Given prior commitments in Iraq, carving out a successful foreign policy also requires a major departure from preferred business as usual for the Bush administration according to the panelists—reforging bonds with traditional Western European allies and cultivating an arena in which multilateral action is the norm, not the product of convenience.
Though the administration cast aside several prominent allies in ousting Hussein, the strain placed on its armed forces has encouraged cooperation with Iran, China and North Korea, prompting speculation that the failures in Iraq had ushered in a new era of Bush foreign policy.
“Take people like Paul Wolfowitz, who said we’re going to need 50,000 troops to win the war or control Baghdad,” Nye said. “Now he’ll seem a little less credible.”
But in addition to merely working with its allies when such assistance is required, the next administration must convince its partners that it values their judgment and aid, according to Samantha J. Power, a lecturer in public policy at the Kennedy School.
Pursuing that course requires “not pretending that history hasn’t happened and reckoning in a way very few politicians have done,” she said.
“Part of this has to be about ‘how can people hear us and take us seriously?’” she added.
Enhanced communication abroad must be mirrored by similar improvements within the U.S. military and among domestic agencies, said Elaine Kamarck, lecturer of public policy at the Kennedy School, or else the United States will not be able to defend itself against modern enemies.
“We had a government that was built for an entirely different time, that was built for the Cold War,” Kamarck said. “What do we do about the question of American intelligence?
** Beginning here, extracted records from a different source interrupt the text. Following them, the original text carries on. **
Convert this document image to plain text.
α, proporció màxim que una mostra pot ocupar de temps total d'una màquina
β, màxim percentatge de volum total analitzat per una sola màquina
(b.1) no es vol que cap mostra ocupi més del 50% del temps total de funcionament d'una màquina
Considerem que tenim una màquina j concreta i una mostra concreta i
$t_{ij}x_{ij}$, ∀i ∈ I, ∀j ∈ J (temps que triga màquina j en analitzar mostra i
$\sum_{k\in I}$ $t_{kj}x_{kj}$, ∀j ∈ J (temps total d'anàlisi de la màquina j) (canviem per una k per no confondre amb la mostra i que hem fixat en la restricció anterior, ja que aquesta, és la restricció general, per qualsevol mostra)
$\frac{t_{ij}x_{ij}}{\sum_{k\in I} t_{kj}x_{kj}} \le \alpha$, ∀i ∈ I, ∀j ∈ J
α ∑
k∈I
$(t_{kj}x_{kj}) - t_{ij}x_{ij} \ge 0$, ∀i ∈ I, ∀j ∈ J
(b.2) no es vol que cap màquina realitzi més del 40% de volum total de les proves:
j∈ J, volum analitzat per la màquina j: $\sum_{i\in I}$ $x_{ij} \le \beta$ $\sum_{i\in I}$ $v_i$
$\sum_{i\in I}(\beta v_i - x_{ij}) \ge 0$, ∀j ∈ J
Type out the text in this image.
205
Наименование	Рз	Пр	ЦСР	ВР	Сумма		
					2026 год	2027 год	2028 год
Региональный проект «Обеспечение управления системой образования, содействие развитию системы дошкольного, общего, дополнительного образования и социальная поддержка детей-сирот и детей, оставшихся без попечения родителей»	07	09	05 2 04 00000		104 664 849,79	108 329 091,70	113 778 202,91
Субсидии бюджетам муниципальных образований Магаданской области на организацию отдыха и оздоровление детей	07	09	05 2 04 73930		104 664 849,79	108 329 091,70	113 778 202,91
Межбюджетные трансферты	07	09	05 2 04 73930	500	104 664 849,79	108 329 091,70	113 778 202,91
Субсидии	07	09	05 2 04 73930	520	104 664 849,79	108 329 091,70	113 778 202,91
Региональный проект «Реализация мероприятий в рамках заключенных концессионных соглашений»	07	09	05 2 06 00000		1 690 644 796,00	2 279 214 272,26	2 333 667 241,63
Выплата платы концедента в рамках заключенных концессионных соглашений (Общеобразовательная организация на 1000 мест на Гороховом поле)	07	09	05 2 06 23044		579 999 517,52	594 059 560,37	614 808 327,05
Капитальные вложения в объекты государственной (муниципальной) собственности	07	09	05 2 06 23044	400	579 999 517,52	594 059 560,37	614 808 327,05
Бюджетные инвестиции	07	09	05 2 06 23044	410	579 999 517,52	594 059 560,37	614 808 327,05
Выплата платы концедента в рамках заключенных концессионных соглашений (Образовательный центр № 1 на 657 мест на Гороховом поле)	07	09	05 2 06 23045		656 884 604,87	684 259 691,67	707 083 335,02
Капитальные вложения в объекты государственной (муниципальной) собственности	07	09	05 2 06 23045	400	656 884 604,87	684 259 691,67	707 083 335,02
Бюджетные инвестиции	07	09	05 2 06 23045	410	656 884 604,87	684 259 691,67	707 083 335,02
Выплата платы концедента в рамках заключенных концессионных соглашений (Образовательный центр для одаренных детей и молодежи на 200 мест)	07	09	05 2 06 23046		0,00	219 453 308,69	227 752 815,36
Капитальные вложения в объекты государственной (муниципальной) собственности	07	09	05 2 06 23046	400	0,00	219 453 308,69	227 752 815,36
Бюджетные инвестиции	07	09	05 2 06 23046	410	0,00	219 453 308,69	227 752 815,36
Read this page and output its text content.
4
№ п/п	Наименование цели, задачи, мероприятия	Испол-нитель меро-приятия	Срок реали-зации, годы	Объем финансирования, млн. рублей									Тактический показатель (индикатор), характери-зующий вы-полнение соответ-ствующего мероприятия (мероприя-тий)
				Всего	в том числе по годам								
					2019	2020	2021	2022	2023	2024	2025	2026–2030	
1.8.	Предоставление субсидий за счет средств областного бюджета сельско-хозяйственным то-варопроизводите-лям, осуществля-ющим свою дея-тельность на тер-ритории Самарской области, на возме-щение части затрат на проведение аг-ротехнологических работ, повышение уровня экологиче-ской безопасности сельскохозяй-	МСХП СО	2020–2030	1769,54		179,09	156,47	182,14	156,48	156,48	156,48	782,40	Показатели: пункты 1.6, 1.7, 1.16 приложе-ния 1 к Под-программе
Do we try to create a sort of American MI-5 or do we work using the existing FBI framework?”
Kamarck did not elaborate on precisely what steps the government ought to take to adapt, but she said that interagency territoriality currently hampers the fight against terror.
Moreover, sharing of information must not be limited to the highest circles of the CIA and FBI, she said, or else its effects will be minimal.
“You want FBI chiefs who are on the ground in Bahrain talking to CIA station chiefs,” Kamarck said. “By the time they’re talking about it in the White House, it’s too late.”
Kamarck also cited the war in Iraq as a clear indication that the U.S. military needs to update its training and structure, preparing more special forces and quick-strike units, in addition to ensuring an adequate number of military police.
Although panelists generally agreed that Sen. John Kerry’s, D-Mass., foreign policy would likely mark a return to increased multilateral action, Gergen questioned the vagueness both candidates have employed in describing future international relations.
“I cannot remember a campaign where the candidates were so opaque about their agenda,” Gergen said. “It does seem to me that the voters ought to be able to go to the polls with more than a sniff.”